Ces constats confirment certaines conclusions de l’étude Select sur les élections fédérales de 2003, puisque celle-ci dément l’idée selon laquelle le PS serait devenu un parti plus élitaire. Elle indique au contraire que les personnes disposant d’un faible revenu soutiennent le PS un peu plus fortement que les couches aisées.

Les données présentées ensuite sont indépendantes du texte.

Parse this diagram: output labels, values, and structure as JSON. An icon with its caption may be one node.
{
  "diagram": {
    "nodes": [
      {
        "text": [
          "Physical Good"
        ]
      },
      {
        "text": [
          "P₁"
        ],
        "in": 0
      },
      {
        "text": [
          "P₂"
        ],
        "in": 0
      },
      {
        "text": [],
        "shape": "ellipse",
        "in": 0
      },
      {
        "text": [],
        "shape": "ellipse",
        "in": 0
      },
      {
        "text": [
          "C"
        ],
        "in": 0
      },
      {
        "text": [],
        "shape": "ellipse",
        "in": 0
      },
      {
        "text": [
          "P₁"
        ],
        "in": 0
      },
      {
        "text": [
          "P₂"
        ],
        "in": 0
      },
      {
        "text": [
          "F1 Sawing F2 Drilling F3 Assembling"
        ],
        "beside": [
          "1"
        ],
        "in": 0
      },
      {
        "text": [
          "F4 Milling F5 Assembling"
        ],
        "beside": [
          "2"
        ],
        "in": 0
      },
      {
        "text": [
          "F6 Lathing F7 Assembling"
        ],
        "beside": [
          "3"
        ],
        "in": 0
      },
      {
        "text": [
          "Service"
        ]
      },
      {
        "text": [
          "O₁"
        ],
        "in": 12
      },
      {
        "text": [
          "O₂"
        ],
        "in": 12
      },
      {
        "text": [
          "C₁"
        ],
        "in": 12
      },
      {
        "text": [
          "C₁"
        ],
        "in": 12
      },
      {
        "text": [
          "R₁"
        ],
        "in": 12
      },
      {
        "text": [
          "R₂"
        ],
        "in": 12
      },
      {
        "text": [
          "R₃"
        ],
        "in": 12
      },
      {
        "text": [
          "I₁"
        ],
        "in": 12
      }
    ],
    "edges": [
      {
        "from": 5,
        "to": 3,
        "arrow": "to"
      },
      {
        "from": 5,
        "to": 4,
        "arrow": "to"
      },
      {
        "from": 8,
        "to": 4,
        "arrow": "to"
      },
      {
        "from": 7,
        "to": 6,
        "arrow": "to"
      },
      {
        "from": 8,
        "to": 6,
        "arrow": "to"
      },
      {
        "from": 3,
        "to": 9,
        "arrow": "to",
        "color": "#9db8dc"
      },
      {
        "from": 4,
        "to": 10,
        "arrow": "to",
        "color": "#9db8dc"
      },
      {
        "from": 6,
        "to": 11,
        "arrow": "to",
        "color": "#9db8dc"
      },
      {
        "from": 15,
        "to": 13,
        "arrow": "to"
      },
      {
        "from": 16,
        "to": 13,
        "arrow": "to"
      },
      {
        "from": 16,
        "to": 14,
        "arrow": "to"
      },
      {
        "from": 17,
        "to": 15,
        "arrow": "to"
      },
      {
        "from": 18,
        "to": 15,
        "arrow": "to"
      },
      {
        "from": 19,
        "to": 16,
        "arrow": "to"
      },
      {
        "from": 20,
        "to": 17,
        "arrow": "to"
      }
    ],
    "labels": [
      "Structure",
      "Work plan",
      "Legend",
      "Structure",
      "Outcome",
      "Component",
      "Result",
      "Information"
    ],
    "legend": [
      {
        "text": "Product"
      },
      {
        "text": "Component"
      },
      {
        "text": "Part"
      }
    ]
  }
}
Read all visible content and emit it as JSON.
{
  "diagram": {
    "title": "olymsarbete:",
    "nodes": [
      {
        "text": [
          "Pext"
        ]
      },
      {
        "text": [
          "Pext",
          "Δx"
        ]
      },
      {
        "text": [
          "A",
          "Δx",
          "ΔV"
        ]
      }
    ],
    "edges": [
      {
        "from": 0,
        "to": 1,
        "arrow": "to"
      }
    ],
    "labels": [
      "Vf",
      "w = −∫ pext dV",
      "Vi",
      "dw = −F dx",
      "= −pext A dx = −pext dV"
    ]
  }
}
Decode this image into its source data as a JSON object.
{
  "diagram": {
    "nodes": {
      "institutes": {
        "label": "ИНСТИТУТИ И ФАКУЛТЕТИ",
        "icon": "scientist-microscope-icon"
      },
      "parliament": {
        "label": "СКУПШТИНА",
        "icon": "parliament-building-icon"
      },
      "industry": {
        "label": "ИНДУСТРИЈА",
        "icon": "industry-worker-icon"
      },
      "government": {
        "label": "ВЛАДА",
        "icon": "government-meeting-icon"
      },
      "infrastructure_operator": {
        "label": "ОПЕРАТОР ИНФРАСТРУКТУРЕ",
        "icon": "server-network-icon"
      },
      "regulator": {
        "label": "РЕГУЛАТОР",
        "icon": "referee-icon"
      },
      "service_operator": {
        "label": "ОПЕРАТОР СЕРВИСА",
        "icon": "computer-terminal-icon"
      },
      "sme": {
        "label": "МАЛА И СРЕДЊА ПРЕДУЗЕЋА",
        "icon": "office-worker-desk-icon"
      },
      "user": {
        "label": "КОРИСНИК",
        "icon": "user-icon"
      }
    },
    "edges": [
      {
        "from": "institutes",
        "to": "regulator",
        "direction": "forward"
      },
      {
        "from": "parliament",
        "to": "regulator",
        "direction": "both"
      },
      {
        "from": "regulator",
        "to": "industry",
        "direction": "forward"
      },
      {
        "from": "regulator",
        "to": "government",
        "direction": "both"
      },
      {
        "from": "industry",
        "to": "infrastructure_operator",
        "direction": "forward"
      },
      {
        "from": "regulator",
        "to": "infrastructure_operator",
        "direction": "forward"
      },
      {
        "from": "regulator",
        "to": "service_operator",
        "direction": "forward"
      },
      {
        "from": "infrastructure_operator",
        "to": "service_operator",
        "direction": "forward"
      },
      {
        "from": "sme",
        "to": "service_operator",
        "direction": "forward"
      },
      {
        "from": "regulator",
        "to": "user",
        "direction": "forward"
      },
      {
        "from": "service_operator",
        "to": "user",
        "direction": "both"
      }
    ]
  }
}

De la résistance à l’offensive 

Tout cela ne signifie pas que la gauche est désormais majoritaire en Suisse ! Ce qui est en revanche certain, c’est que le double rejet du paquet fiscal et de la 11e révision de l’AVS a été possible parce que la gauche a réussi à opérer une synthèse entre les aspirations des couches populaires et de la nouvelle classe moyenne. Une alliance qui est aussi en bonne partie à l’origine de la victoire de la gauche française aux dernières élections régionales.

A l’avenir, toute politique qui ne tiendra pas compte de cette donnée structurelle sera vouée à l’échec. C’est ce que ne comprennent ni Jean-Pierre Raffarin en France, ni la « bande des quatre » (Blocher, Schmid, Merz et Couchepin) - qui forme l’ossature d’un Conseil fédéral conforme aux vœux d’economiesuisse - puisque les uns et les autres mènent une politique qui, pour l’essentiel, vise à augmenter le capital économique et financier des nantis tout en sabordant l’Etat social qui lui concerne la majorité de la population. Cette attitude tranche singulièrement avec celle de Luca Cordero di Montezemolo, nouveau « patron des patrons » italiens, lequel estime que pour relever l’Italie, il convient de « refuser la logique du déclin, rechercher un compromis avec les syndicats et investir dans l’innovation » (Le Monde, 29 mai 2004).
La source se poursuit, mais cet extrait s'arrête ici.